Conversely, suppose that φ : R → S is a ring monomorphism. Consider the subset
T = {(a, b) | a, b ∈ R ⊕ R and φ(a) = φ(b)} of the direct sum R ⊕ R. This subset
is closed under addition since if φ(a1 ) = φ(b1 ) and φ(a2 ) = φ(b2 ), then φ(a1 + a2 ) =
φ(a1 ) + φ(a2 ) = φ(b1 ) + φ(b2 ) = φ(b1 + b2 ). It is easily checked that it contains
(0, 0) and is closed under taking additive inverses. Furthermore, if φ(a1 ) = φ(b1 ) and
φ(a2 ) = φ(b2 ), then φ(a1 a2 ) = φ(a1 )φ(a2 ) = φ(b1 )φ(b2 ) = φ(b1 b2 ), and so the subset is
closed under multiplication. The identity (1, 1) belongs to the subset, so we conclude
that T is a subring of the direct sum R ⊕ R.

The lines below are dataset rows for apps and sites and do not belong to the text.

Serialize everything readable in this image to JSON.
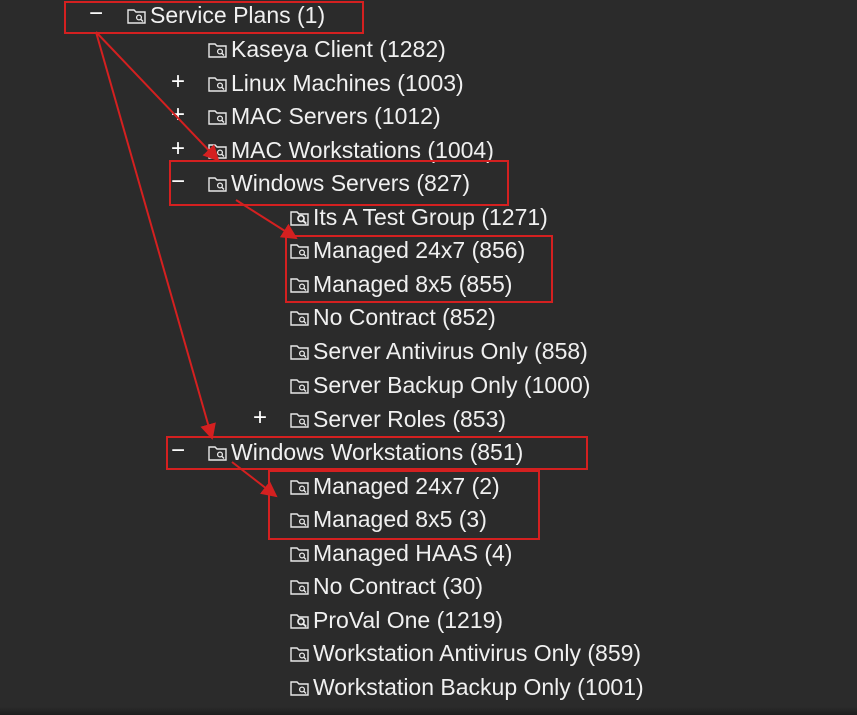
{
  "tree": {
    "collapse_symbol": "−",
    "expand_symbol": "+",
    "root": {
      "label": "Service Plans (1)",
      "toggle": "−"
    },
    "level1": [
      {
        "label": "Kaseya Client (1282)",
        "toggle": ""
      },
      {
        "label": "Linux Machines (1003)",
        "toggle": "+"
      },
      {
        "label": "MAC Servers (1012)",
        "toggle": "+"
      },
      {
        "label": "MAC Workstations (1004)",
        "toggle": "+"
      },
      {
        "label": "Windows Servers (827)",
        "toggle": "−"
      }
    ],
    "windows_servers_children": [
      {
        "label": "Its A Test Group (1271)",
        "toggle": ""
      },
      {
        "label": "Managed 24x7 (856)",
        "toggle": ""
      },
      {
        "label": "Managed 8x5 (855)",
        "toggle": ""
      },
      {
        "label": "No Contract (852)",
        "toggle": ""
      },
      {
        "label": "Server Antivirus Only (858)",
        "toggle": ""
      },
      {
        "label": "Server Backup Only (1000)",
        "toggle": ""
      },
      {
        "label": "Server Roles (853)",
        "toggle": "+"
      }
    ],
    "windows_workstations": {
      "label": "Windows Workstations (851)",
      "toggle": "−"
    },
    "windows_workstations_children": [
      {
        "label": "Managed 24x7 (2)",
        "toggle": ""
      },
      {
        "label": "Managed 8x5 (3)",
        "toggle": ""
      },
      {
        "label": "Managed HAAS (4)",
        "toggle": ""
      },
      {
        "label": "No Contract (30)",
        "toggle": ""
      },
      {
        "label": "ProVal One (1219)",
        "toggle": ""
      },
      {
        "label": "Workstation Antivirus Only (859)",
        "toggle": ""
      },
      {
        "label": "Workstation Backup Only (1001)",
        "toggle": ""
      }
    ]
  },
  "colors": {
    "background": "#2b2b2b",
    "text": "#f0f0f0",
    "annotation": "#d42020"
  },
  "icons": {
    "folder": "folder-search-icon",
    "folder_alt": "folder-magnify-icon"
  }
}
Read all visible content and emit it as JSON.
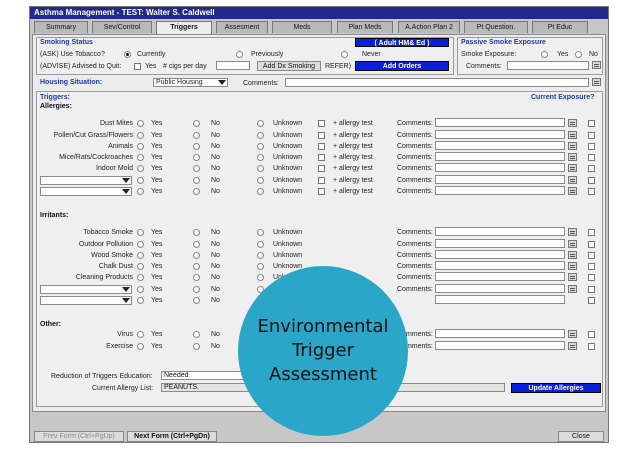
{
  "window": {
    "title": "Asthma Management - TEST: Walter S. Caldwell"
  },
  "tabs": [
    "Summary",
    "Sev/Control",
    "Triggers",
    "Assesment",
    "Meds",
    "Plan Meds",
    "A.Action Plan 2",
    "Pt Question.",
    "Pt Educ"
  ],
  "active_tab": "Triggers",
  "smoking": {
    "header": "Smoking Status",
    "adult_btn": "( Adult HM& Ed )",
    "ask_label": "(ASK) Use Tobacco?",
    "opt_currently": "Currently",
    "opt_previously": "Previously",
    "opt_never": "Never",
    "advise_label": "(ADVISE) Advised to Quit:",
    "yes_label": "Yes",
    "cigs_label": "# cigs per day",
    "add_dx_btn": "Add Dx Smoking",
    "refer_label": "REFER)",
    "add_orders_btn": "Add Orders"
  },
  "passive": {
    "header": "Passive Smoke Exposure",
    "label": "Smoke Exposure:",
    "yes": "Yes",
    "no": "No",
    "comments": "Comments:"
  },
  "housing": {
    "label": "Housing Situation:",
    "value": "Public Housing",
    "comments": "Comments:"
  },
  "triggers": {
    "header": "Triggers:",
    "current_exposure": "Current Exposure?",
    "allergies_header": "Allergies:",
    "irritants_header": "Irritants:",
    "other_header": "Other:",
    "yes": "Yes",
    "no": "No",
    "unknown": "Unknown",
    "allergy_test": "+ allergy test",
    "comments": "Comments:",
    "allergies": [
      "Dust Mites",
      "Pollen/Cut Grass/Flowers",
      "Animals",
      "Mice/Rats/Cockroaches",
      "Indoor Mold",
      "",
      ""
    ],
    "irritants": [
      "Tobacco Smoke",
      "Outdoor Pollution",
      "Wood Smoke",
      "Chalk Dust",
      "Cleaning Products",
      "",
      ""
    ],
    "other": [
      "Virus",
      "Exercise"
    ]
  },
  "education": {
    "label": "Reduction of Triggers Education:",
    "value": "Needed",
    "allergy_label": "Current Allergy List:",
    "allergy_value": "PEANUTS.",
    "update_btn": "Update Allergies"
  },
  "footer": {
    "prev": "Prev Form (Ctrl+PgUp)",
    "next": "Next Form (Ctrl+PgDn)",
    "close": "Close"
  },
  "overlay": {
    "line1": "Environmental",
    "line2": "Trigger",
    "line3": "Assessment"
  },
  "colors": {
    "title_bar": "#1f2a8a",
    "header_text": "#1e3aa6",
    "button_blue": "#0a1fdc",
    "overlay": "#2aa6c9"
  }
}
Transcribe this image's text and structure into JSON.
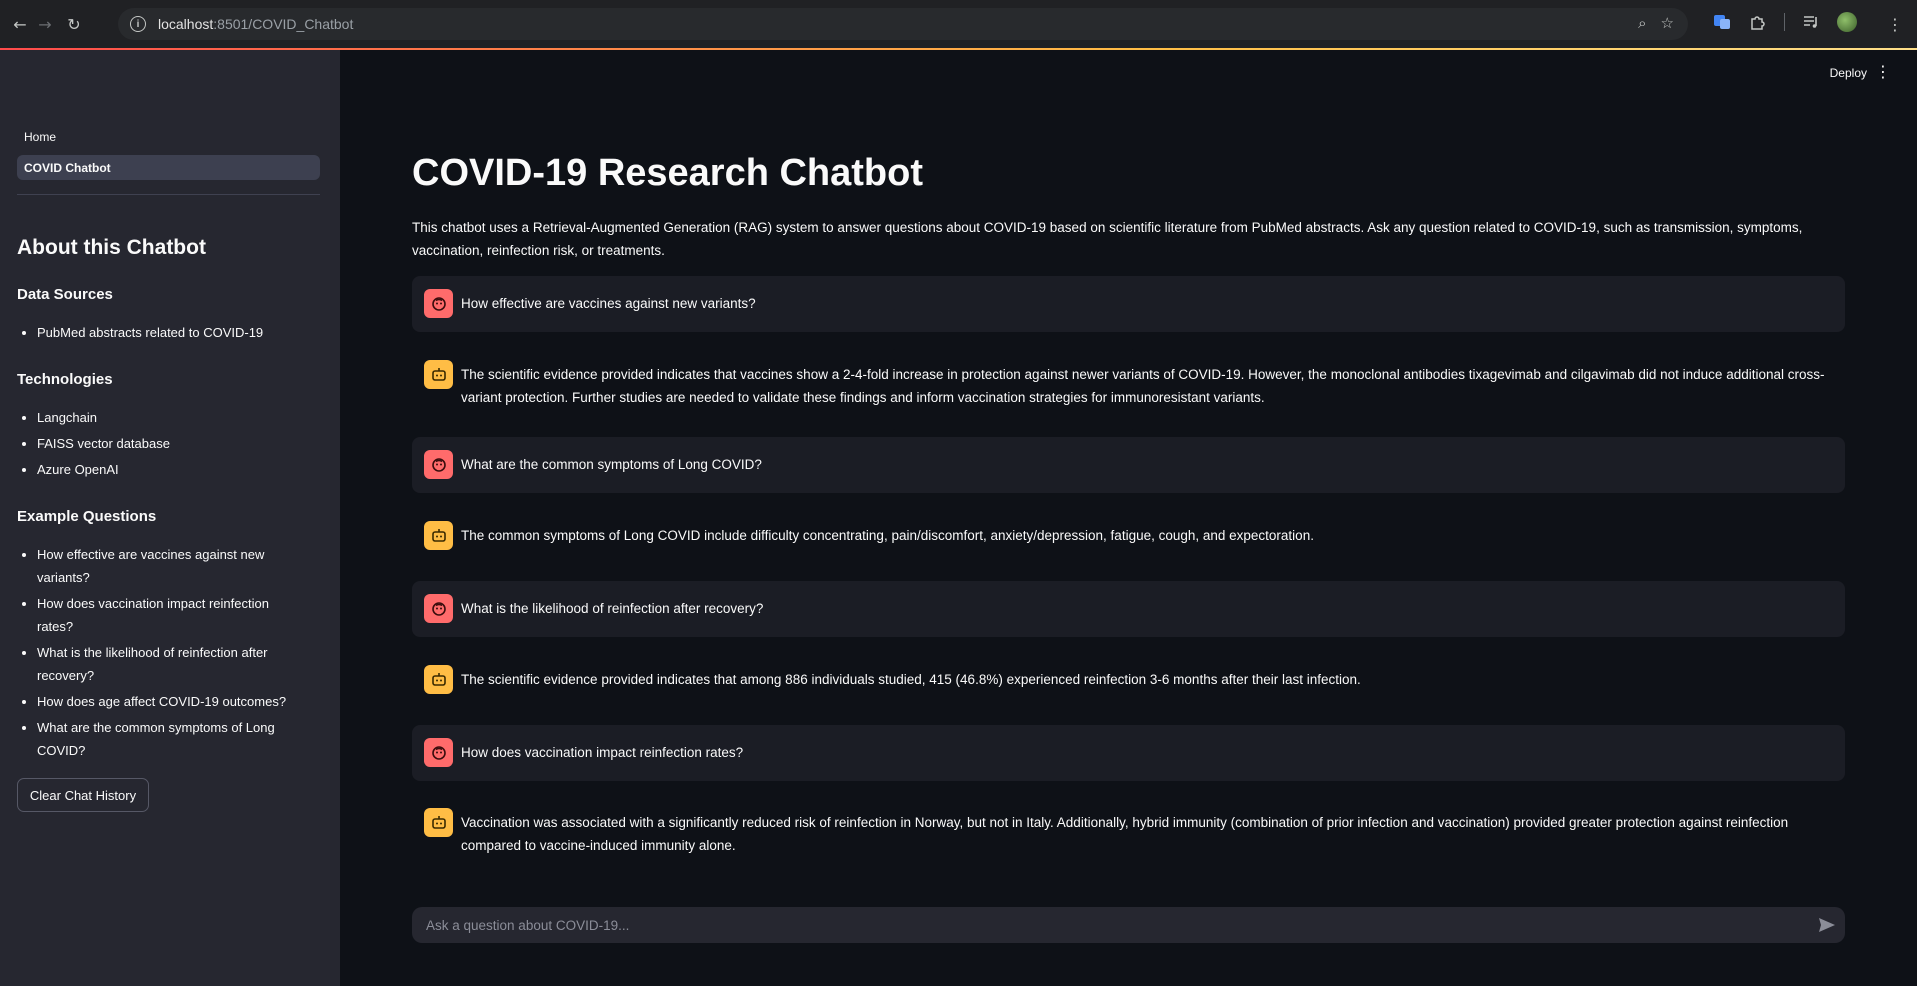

Define θ : T → R by θ((a, b)) = a, and define ψ : T → R by ψ((a, b)) = b. It can be
checked easily that θ and ψ are ring homomorphism, and it follows from the definition
of T that φθ((a, b)) = φ(a) = φ(b) = φψ((a, b)). Since φ is a ring monomorphism,
we must have θ = ψ. It follows that if φ(a) = φ(b), then a = b, and therefore φ is
one-to-one.
19. Let R be a commutative ring, let a be a unit of R, and let b be any element of R.
Define a function φ : R[x] → R[x] by φ(f (x)) = f (ax + b), for all f (x) ∈ R[x]. Show
that φ is an automorphism of R[x].
Solution: For simplicity, let ax + b = p(x), so that φ(f (x)) = f (p(x)), for all f (x) ∈
R[x]. If θ : R → R is the identity mapping, and η(x) = ax + b ∈ R[x], then φ is the
unique ring homomorphism φ = θb (defined in Example 1.2.1) for which φ(r) = r for
all r ∈ R and φ(x) = ax + b. This is the easiest way to verify that φ is actually a ring
homomorphism.
Now let q(x) = a−1 x + a−1 b be the inverse function for p(x) (that is, we have chosen
q(x) so that p(q(x)) = x and q(p(x)) = x). Then define ψ : R[x] → R[x] by ψ(f (x)) =
f (q(x)), for all f (x) ∈ R[x]. It is clear that ψ is the inverse of φ, so it must also be a
ring homomorphism, and we have verified that φ is an automorphism.